The name allocated for the regmap_config structure is freed
pretty early, right after the registration of the MMIO region.
Unfortunately, that doesn't follow the life cycle that debugfs
expects, as it can access the name field long after the free
has occured.
Move the free on the error path, and keep it forever otherwise.
Fixes: e15d7f2b81d2 ("mfd: syscon: Use a unique name with regmap_config")
Signed-off-by: Marc Zyngier <[email protected]>
---
drivers/mfd/syscon.c | 2 +-
1 file changed, 1 insertion(+), 1 deletion(-)
diff --git a/drivers/mfd/syscon.c b/drivers/mfd/syscon.c
index 75859e492984..7a660411c562 100644
--- a/drivers/mfd/syscon.c
+++ b/drivers/mfd/syscon.c
@@ -108,7 +108,6 @@ static struct syscon *of_syscon_register(struct device_node *np, bool check_clk)
syscon_config.max_register = resource_size(&res) - reg_io_width;
regmap = regmap_init_mmio(NULL, base, &syscon_config);
- kfree(syscon_config.name);
if (IS_ERR(regmap)) {
pr_err("regmap init failed\n");
ret = PTR_ERR(regmap);
@@ -145,6 +144,7 @@ static struct syscon *of_syscon_register(struct device_node *np, bool check_clk)
regmap_exit(regmap);
err_regmap:
iounmap(base);
+ kfree(syscon_config.name);
err_map:
kfree(syscon);
return ERR_PTR(ret);
--
2.27.0
On Thu, 03 Sep 2020, Marc Zyngier wrote:
> The name allocated for the regmap_config structure is freed
> pretty early, right after the registration of the MMIO region.
>
> Unfortunately, that doesn't follow the life cycle that debugfs
> expects, as it can access the name field long after the free
> has occured.
>
> Move the free on the error path, and keep it forever otherwise.
>
> Fixes: e15d7f2b81d2 ("mfd: syscon: Use a unique name with regmap_config")
> Signed-off-by: Marc Zyngier <[email protected]>
> ---
> drivers/mfd/syscon.c | 2 +-
> 1 file changed, 1 insertion(+), 1 deletion(-)
Does this work for you Suman, Arnd?
> diff --git a/drivers/mfd/syscon.c b/drivers/mfd/syscon.c
> index 75859e492984..7a660411c562 100644
> --- a/drivers/mfd/syscon.c
> +++ b/drivers/mfd/syscon.c
> @@ -108,7 +108,6 @@ static struct syscon *of_syscon_register(struct device_node *np, bool check_clk)
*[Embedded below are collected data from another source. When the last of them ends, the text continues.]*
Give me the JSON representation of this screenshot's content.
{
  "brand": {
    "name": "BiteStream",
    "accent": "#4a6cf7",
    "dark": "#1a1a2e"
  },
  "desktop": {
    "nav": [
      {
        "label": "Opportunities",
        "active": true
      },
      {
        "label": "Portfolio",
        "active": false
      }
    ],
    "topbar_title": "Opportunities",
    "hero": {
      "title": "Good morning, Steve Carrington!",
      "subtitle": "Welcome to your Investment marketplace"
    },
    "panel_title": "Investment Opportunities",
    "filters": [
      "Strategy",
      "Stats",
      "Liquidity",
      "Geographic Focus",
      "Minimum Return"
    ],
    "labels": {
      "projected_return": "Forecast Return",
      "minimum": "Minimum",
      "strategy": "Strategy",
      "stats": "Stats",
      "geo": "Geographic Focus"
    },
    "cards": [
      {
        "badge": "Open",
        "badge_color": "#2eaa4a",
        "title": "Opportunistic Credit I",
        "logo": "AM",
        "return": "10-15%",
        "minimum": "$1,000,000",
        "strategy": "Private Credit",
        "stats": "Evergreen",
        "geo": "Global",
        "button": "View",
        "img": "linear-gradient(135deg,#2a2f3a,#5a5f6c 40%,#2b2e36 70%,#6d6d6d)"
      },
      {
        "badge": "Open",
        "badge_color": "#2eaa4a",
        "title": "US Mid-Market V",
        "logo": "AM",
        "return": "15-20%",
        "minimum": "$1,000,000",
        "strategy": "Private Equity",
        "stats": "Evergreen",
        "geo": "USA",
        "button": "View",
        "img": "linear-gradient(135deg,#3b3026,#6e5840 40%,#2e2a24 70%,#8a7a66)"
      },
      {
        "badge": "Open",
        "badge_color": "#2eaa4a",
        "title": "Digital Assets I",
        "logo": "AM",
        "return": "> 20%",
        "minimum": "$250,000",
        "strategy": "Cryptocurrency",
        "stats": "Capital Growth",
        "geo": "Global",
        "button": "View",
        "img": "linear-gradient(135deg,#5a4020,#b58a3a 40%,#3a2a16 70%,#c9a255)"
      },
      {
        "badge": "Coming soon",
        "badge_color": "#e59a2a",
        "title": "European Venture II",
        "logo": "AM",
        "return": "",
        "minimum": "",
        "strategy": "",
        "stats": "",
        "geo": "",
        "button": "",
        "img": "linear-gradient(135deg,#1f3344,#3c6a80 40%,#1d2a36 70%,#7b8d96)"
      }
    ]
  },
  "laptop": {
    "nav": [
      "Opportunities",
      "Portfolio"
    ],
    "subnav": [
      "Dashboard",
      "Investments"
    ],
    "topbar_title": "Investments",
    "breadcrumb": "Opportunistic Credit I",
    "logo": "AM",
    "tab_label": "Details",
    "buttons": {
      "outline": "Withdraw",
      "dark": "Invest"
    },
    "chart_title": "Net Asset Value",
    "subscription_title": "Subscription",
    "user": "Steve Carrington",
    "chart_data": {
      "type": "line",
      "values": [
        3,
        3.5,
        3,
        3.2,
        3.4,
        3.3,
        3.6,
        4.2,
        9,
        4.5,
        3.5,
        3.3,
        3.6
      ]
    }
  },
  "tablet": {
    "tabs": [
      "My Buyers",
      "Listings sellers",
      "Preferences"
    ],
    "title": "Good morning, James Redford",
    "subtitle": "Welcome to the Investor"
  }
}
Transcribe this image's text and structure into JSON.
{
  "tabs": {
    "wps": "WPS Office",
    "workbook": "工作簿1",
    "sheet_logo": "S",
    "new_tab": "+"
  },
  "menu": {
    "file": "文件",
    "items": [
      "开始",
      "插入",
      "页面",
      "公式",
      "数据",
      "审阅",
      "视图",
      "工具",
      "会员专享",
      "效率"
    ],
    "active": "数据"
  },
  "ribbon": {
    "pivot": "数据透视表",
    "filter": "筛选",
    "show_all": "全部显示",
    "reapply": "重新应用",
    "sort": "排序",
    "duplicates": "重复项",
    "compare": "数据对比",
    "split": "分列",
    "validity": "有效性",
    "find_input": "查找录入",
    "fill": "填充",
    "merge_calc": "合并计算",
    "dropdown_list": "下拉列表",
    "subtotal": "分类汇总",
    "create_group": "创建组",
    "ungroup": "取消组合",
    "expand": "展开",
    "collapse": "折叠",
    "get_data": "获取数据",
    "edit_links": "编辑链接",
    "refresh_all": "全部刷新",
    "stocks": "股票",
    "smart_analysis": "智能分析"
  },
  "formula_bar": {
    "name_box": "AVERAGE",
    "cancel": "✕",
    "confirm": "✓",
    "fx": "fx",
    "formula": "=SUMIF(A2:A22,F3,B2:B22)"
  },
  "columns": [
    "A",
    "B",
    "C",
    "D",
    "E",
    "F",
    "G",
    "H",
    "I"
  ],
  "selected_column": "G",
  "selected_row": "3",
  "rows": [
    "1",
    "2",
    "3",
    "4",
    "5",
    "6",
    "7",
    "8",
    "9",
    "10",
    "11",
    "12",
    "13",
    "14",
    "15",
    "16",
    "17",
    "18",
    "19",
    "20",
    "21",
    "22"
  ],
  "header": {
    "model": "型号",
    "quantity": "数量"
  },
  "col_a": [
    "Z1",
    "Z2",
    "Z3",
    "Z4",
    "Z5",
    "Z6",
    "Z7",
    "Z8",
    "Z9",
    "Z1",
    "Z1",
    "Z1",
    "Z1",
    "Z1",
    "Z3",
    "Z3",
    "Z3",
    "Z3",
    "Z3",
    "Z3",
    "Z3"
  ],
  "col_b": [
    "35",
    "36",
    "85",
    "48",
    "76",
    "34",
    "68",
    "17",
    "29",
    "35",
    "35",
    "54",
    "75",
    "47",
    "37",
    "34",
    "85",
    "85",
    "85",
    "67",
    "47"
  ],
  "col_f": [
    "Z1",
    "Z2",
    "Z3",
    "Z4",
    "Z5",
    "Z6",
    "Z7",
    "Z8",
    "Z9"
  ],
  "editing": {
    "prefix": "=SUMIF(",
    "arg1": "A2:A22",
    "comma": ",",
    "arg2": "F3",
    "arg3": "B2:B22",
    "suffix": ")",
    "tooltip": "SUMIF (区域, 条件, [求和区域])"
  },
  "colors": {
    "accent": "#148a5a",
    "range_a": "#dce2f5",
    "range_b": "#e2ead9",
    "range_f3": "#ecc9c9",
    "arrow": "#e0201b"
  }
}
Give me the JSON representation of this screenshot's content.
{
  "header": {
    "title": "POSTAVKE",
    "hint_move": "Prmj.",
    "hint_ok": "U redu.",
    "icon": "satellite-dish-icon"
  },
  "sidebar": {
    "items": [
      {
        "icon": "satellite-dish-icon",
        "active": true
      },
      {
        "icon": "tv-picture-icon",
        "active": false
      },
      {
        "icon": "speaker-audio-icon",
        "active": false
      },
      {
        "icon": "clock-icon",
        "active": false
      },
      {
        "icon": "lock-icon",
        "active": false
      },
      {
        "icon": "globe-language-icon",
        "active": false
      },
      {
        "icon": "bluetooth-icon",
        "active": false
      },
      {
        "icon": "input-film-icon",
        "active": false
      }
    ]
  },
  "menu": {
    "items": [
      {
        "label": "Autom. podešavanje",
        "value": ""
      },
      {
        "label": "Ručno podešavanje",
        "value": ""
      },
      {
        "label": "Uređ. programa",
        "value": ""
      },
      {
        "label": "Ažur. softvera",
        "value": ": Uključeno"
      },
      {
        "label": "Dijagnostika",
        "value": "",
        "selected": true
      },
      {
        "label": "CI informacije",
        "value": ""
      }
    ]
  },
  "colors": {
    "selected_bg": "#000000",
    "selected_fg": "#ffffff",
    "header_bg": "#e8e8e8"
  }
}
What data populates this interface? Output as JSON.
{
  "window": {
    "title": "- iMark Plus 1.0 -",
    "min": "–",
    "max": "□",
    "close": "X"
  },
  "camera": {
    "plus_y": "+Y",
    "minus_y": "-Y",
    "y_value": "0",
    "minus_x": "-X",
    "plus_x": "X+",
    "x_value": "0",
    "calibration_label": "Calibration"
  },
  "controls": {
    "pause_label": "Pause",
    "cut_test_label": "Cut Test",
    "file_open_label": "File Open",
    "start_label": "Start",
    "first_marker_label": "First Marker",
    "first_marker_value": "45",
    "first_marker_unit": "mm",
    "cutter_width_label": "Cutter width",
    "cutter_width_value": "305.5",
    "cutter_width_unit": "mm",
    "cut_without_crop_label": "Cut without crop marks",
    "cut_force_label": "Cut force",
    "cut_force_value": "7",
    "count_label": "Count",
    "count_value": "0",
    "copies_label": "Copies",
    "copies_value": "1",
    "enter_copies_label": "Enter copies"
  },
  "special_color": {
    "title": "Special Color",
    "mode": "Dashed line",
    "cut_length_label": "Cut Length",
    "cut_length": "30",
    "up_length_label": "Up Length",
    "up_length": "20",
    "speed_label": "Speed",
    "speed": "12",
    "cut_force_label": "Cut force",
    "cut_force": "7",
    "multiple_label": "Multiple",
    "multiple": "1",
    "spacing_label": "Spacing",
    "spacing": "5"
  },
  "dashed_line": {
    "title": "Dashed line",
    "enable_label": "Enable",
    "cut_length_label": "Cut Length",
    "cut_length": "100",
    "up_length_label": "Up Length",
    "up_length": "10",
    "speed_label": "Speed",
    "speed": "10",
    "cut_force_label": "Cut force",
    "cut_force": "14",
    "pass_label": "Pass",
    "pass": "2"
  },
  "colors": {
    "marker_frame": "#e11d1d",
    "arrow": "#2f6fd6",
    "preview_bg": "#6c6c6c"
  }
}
> syscon_config.max_register = resource_size(&res) - reg_io_width;
>
> regmap = regmap_init_mmio(NULL, base, &syscon_config);
> - kfree(syscon_config.name);
> if (IS_ERR(regmap)) {
> pr_err("regmap init failed\n");
> ret = PTR_ERR(regmap);
> @@ -145,6 +144,7 @@ static struct syscon *of_syscon_register(struct device_node *np, bool check_clk)
> regmap_exit(regmap);
> err_regmap:
> iounmap(base);
> + kfree(syscon_config.name);
> err_map:
> kfree(syscon);
> return ERR_PTR(ret);
--
Lee Jones [李琼斯]
Senior Technical Lead - Developer Services
Linaro.org │ Open source software for Arm SoCs
Follow Linaro: Facebook | Twitter | Blog
On Thu, 03 Sep 2020, Marc Zyngier wrote:
> The name allocated for the regmap_config structure is freed
> pretty early, right after the registration of the MMIO region.
>
> Unfortunately, that doesn't follow the life cycle that debugfs
> expects, as it can access the name field long after the free
> has occured.
>
> Move the free on the error path, and keep it forever otherwise.
>
> Fixes: e15d7f2b81d2 ("mfd: syscon: Use a unique name with regmap_config")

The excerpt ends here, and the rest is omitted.